Richard Louv, who coined the term, “nature-deficit disorder” and wrote Our Wild Calling: How Connecting with Animals Can Transform Our Lives – and Save Theirs wrote:

“For millennia, our species has waged war on nature, and our isolation and pathologies have only grown. Now it’s time to make peace, as individuals and as a species. Our ways may be awkward and searching, but we must do this. We know empathy is more powerful than technology.

“It’s possible to choose empathy over separation and superiority…there is an urgent need for humans to make space, share space, and get along with other species.”

Because women make up the majority of horse owners, their actions will be key to this possible development and to the future of horses. That might be a good thing since women have good capacities for listening and nurturing. That might be a bad thing because women are often guilty of anthropomorphizing and substituting consumerism for what’s really best for the horse.
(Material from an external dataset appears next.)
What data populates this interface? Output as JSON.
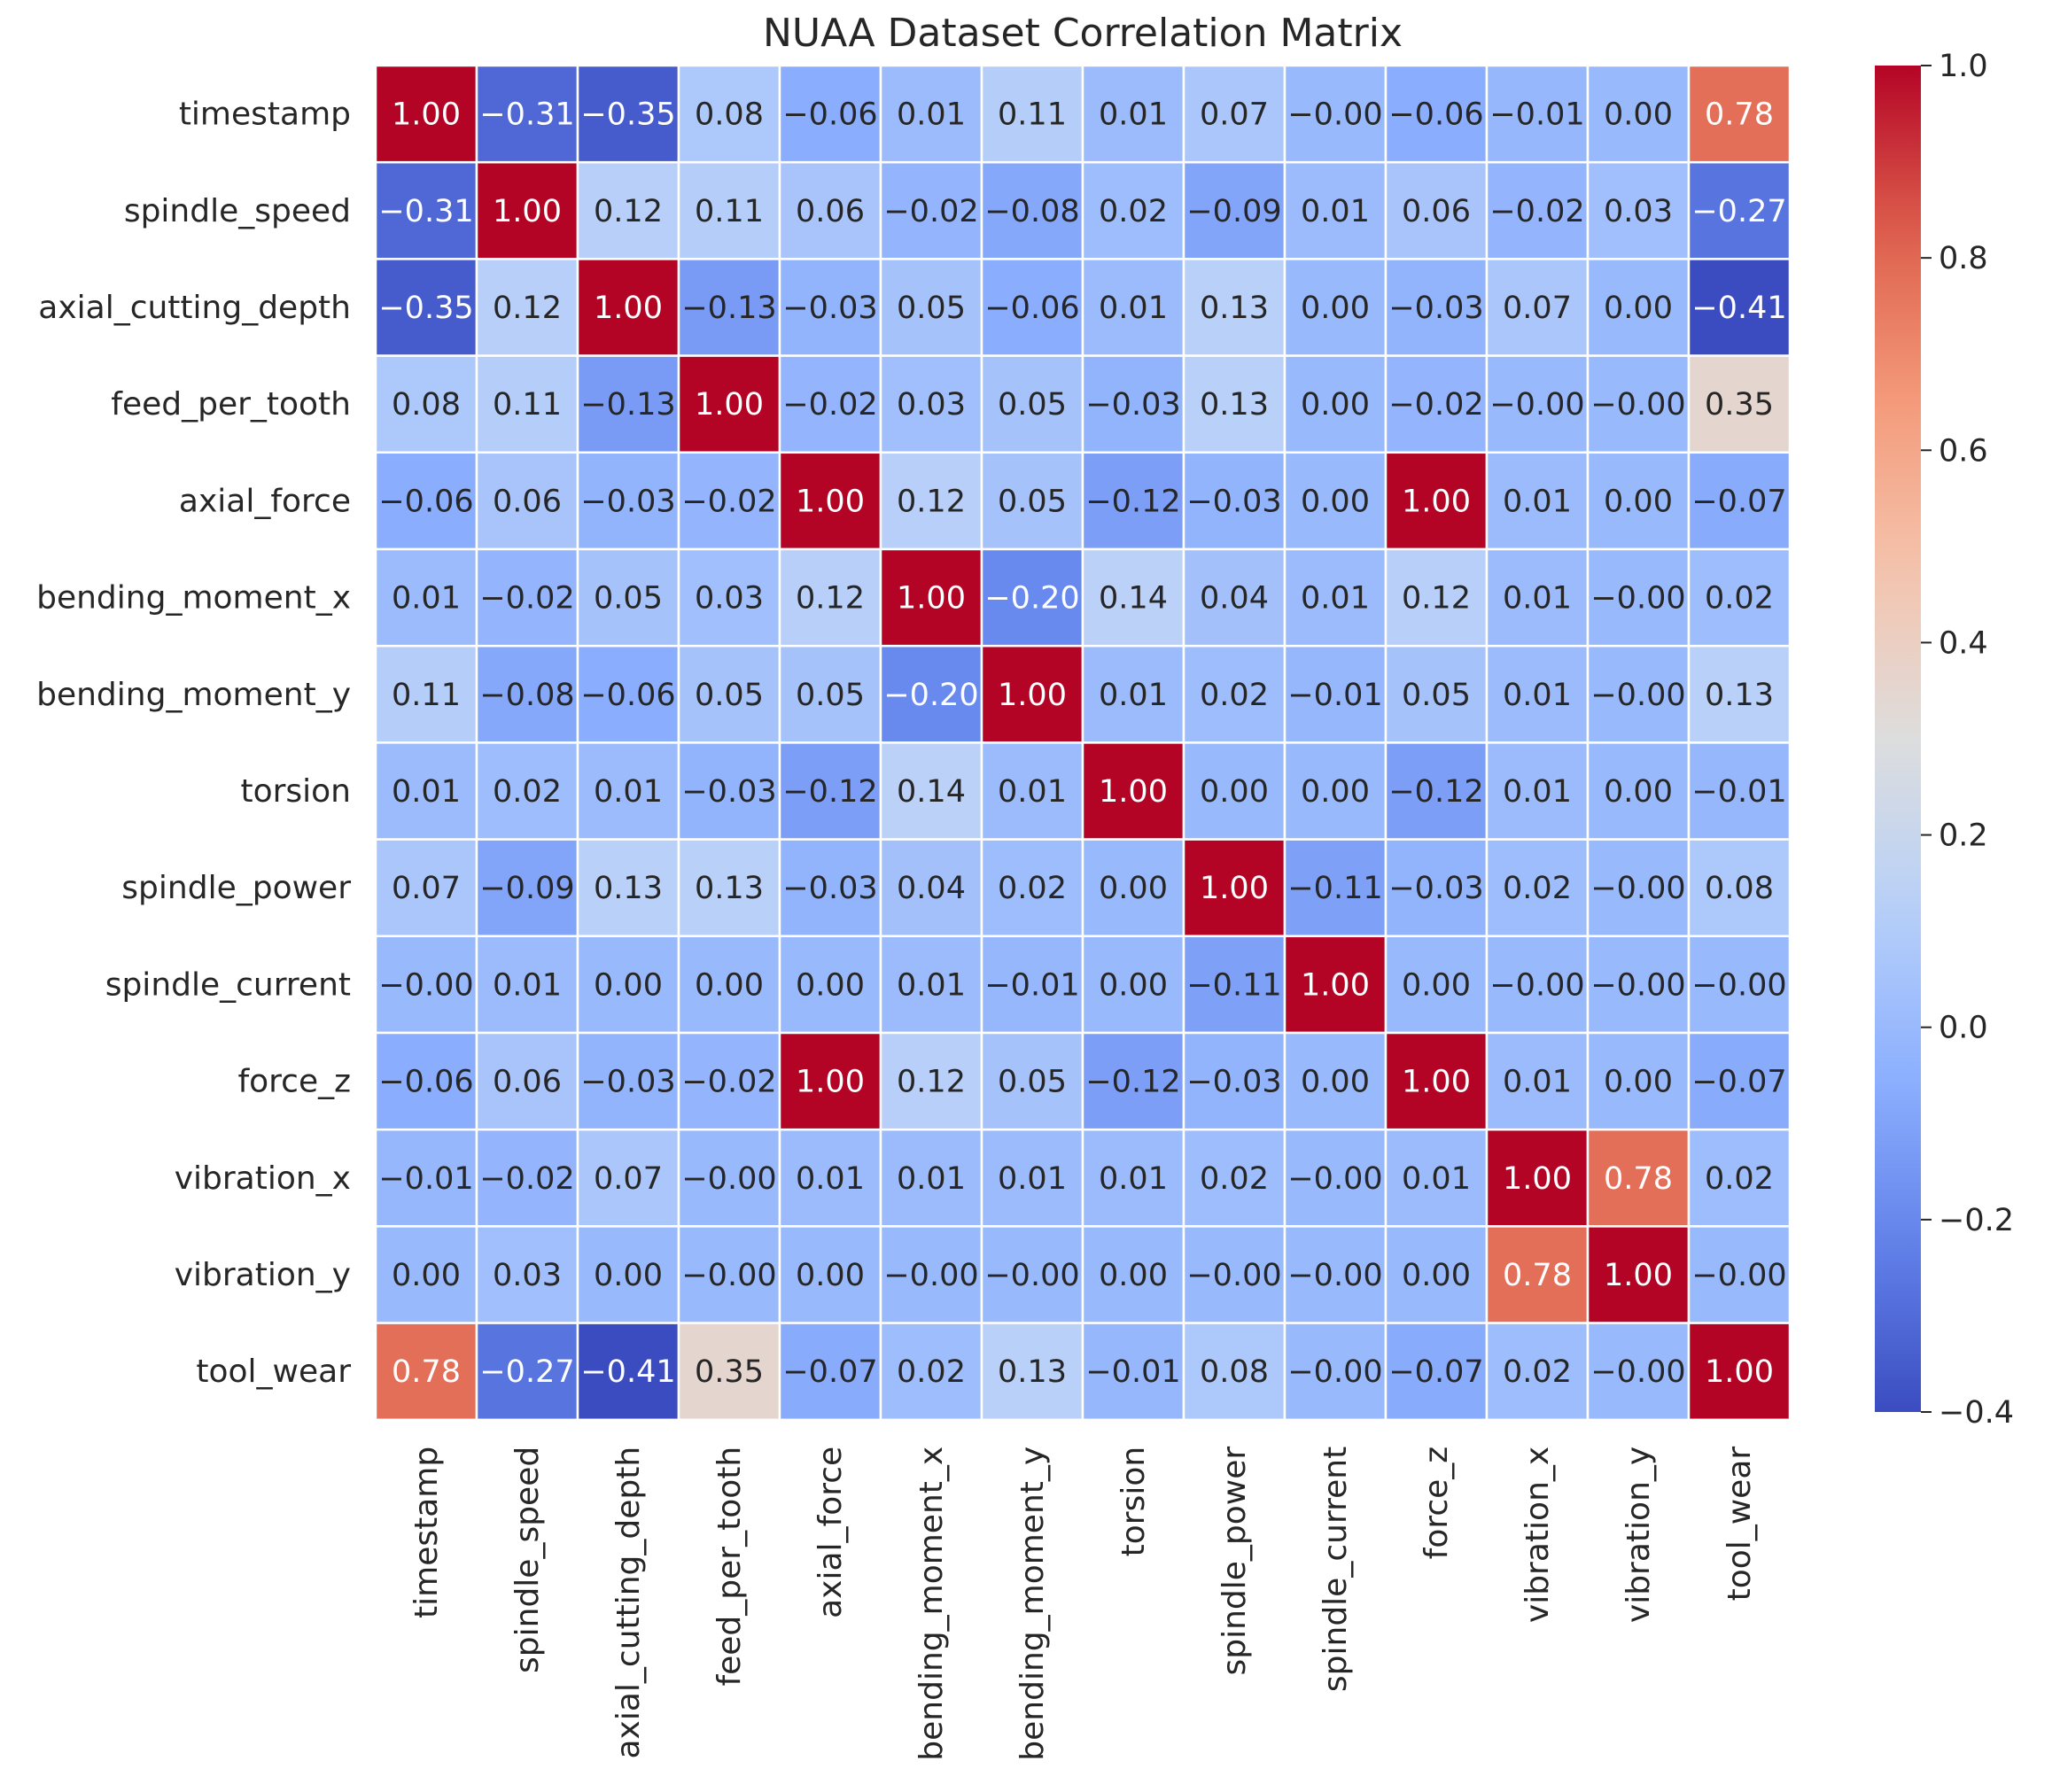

As a horse advocate, I believe humans are responsible for the perpetuation of the species, equus caballus, as well as its wellness over time. For example, there are myriad studies showing that cortisol levels and heart rates go down for those humans in equine-assisted therapy programs. What about the cortisol levels of the horse?

In this day and age, when miniature horses are traveling in vans and riding elevators to visit patients in hospitals, when sport horses endure countless cruel treatments as part of their owners’ cut-throat quests for competitive success, when most horses are ridden only occasionally and live suburban lives in isolation, can we trust ourselves to treat horses as they’d like to be treated? Do laws need to be reformed? Should prospective horse owners be required to pass a license exam?

I’m reminded of a conversation I had with a rancher friend. I was telling him about some really cute “aussie-doodle” puppies I’d seen. They had am Australian Shepherd dad and a poodle for a mom.

“I feel sorry for them,” Dan said. “They must be confused about what they were born to do.”

Like an abrupt, one-rein stop, his comment pulled me up short. But it rang true: dogs have been bred for specific purposes.  They are considerably happier when allowed, nurtured, and even expected to do what comes naturally to them.

Our challenge, moving forward in this world, will be to keep horses out of museums, to continue to supply purpose for them, and most of all, to do right by them.